Des yeux, une bouche, des mèches de cheveux.

Paule
(Voix off)
Je m'appelle Paule, Paule Zachmann, et je suis professeur de philosophie. Pour être plus exacte, je suis spécialiste de ce mouvement de pensée, fin XVIIIème, qu'on appelle si joliment « Les Lumières ». J'aime les Lumières et pourtant je n'ai jamais vu très clair. À douze ans, je portais déjà des lunettes affreuses, avec des verres très épais. En 5 ème , nous avons disséqué une grenouille et un crétin a fait une blague sur Paule la grenouille. Alors j'ai décidé que plus personne ne me verrait comme ça. Le matin, je me lève toujours la première et je mets tout de suite mes lentilles de contact. Et le soir, je me couche la dernière. Jamais un homme ne m'a vue avec mes lunettes.

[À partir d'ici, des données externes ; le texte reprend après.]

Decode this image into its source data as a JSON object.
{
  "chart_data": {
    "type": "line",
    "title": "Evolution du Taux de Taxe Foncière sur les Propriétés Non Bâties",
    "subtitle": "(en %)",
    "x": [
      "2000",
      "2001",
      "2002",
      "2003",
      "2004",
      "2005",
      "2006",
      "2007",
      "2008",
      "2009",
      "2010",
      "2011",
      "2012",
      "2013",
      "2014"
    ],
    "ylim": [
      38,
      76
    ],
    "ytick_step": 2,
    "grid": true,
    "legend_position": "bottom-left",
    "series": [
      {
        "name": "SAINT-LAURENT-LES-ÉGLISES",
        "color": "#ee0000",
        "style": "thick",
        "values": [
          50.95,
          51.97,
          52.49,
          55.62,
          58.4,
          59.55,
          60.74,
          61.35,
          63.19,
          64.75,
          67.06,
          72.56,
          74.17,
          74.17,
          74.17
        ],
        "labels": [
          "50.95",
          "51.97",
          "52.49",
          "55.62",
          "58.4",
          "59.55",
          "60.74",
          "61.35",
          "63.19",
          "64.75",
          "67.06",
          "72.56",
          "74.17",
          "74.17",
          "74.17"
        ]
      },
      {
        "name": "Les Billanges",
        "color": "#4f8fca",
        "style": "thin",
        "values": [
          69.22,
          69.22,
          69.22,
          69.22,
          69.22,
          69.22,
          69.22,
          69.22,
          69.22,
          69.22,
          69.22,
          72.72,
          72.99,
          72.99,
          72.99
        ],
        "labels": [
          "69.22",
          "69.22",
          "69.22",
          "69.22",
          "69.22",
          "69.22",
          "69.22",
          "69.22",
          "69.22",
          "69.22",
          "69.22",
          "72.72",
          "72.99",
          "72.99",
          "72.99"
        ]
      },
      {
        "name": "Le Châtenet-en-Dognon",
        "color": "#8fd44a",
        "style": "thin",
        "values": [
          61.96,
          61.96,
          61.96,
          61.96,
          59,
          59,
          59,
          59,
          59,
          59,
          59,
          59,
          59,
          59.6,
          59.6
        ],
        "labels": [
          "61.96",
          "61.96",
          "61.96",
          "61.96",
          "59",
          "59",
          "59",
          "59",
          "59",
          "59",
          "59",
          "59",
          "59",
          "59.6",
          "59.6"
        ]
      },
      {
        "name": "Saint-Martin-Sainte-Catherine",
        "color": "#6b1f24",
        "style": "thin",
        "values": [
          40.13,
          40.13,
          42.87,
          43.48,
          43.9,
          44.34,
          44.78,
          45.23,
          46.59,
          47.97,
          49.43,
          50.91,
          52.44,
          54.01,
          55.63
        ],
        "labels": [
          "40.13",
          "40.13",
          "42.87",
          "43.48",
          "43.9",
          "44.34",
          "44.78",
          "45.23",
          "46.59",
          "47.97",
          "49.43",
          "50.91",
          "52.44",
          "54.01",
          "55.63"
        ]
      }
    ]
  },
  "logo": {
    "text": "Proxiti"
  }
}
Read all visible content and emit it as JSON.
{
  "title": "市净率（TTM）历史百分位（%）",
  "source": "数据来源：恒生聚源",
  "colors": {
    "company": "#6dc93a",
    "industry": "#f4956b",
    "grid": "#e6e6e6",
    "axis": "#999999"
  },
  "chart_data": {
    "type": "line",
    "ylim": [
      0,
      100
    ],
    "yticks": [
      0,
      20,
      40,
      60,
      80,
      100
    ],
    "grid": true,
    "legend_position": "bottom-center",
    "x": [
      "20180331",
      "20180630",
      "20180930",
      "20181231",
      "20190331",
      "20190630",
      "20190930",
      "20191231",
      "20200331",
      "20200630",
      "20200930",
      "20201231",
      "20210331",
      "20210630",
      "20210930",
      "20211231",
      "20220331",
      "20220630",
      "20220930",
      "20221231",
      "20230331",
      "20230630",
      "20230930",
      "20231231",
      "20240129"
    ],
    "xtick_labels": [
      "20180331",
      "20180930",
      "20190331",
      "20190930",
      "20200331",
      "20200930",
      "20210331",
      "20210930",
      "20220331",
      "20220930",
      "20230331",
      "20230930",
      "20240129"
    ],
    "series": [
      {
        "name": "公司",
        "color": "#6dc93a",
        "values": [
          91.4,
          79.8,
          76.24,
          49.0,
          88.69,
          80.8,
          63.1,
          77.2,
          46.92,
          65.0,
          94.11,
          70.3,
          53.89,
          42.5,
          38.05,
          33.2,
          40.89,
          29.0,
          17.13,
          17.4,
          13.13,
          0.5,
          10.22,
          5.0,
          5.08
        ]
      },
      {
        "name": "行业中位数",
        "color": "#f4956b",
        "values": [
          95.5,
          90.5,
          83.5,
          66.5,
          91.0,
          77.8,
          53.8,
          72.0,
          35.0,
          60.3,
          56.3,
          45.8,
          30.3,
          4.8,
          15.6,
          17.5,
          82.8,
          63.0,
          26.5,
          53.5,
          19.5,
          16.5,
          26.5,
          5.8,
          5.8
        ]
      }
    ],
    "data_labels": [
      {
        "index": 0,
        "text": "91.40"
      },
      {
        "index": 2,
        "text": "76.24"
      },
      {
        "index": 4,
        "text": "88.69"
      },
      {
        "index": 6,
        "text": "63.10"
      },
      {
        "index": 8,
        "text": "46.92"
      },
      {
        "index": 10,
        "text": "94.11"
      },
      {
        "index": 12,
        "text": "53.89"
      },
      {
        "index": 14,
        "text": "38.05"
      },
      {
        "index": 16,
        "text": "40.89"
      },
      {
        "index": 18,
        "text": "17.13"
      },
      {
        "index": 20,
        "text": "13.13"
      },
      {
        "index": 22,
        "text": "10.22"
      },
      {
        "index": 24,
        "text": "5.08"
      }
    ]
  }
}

L'image redevient nette. On voit le visage de Paule, son regard derrière une grosse paire de lunettes. Elle est face à un miroir de la salle de bain, épaules nues, et se regarde fixement.

Un homme
(Off)
Paule ?

Paule enlève ses lunettes précipitamment.
6. STATION MÉTRO. INT-NUIT
Paule se lève de son banc, elle vient de remarquer la photo tombée à terre. Quelqu'un marche dessus en passant.
Paule se jette sur la photo pour la récupérer.
La photo est abîmée, comme une photo qu'on a beaucoup manipulée. On y voit le visage d'un homme encore jeune, très brun, au visage ouvert et souriant.

Paule
(Elle appelle, en off)
Alex…
7. CHAMBRE D'UNE MAISON DE CAMPAGNE. INT-JOUR
Un homme au corps élancé – l'homme de la photo – se rhabille à la hâte dans une chambre aux fenêtres ouvertes sur un paysage verdoyant et ensoleillé.

Paule
(Elle répète, toujours en off)
Alex !

Elle est encore pelotonnée dans le lit. Manifestement, ils viennent de faire l'amour.

Paule
(Qui sourit)
C'est quoi ce short ?

Alex
Mon short de tennis. Il me va pas ?

Paule
Viens te rallonger un peu… Tu ne vas pas faire un tennis maintenant.

Alex
J'ai promis au voisin.

Il se penche et l'embrasse.



Paule
Celui que tu trouves si bourge, si coincé, et dont tu ne supportes pas qu'il dise « tu vois ce que je veux dire » toutes les deux secondes ?

Alex
En fait, il est plutôt moins con que ce que je pensais. Et puis ça fait toujours du bien de faire un peu de sport.
(Un temps)
Tu vois ce que je veux dire ? !

Paule lui balance son oreiller.
8. SENTIER À TRAVERS CHAMPS. EXT-FIN D'APRÈS-MIDI
Un groupe de personnes marche le long d'un sentier à travers champs, sous la lumière chaude et brillante d'un après-midi de juin. Ils sont tous chargés de sacs et de paniers.
On reconnaît Alex dans son short de tennis, et Paule, en robe légère.
Devant eux, Fanny et Gilles, les parents, encore très alertes, de Paule.
Plus loin derrière, Rachel, la jeune sœur de Paule.
Et puis, fermant la marche, Nina, tout juste quinze ans, qui tient deux garçons jumeaux de cinq ou six ans par la main, un jumeau de chaque côté, et les aide dans les passages plus étroits ou difficiles du chemin.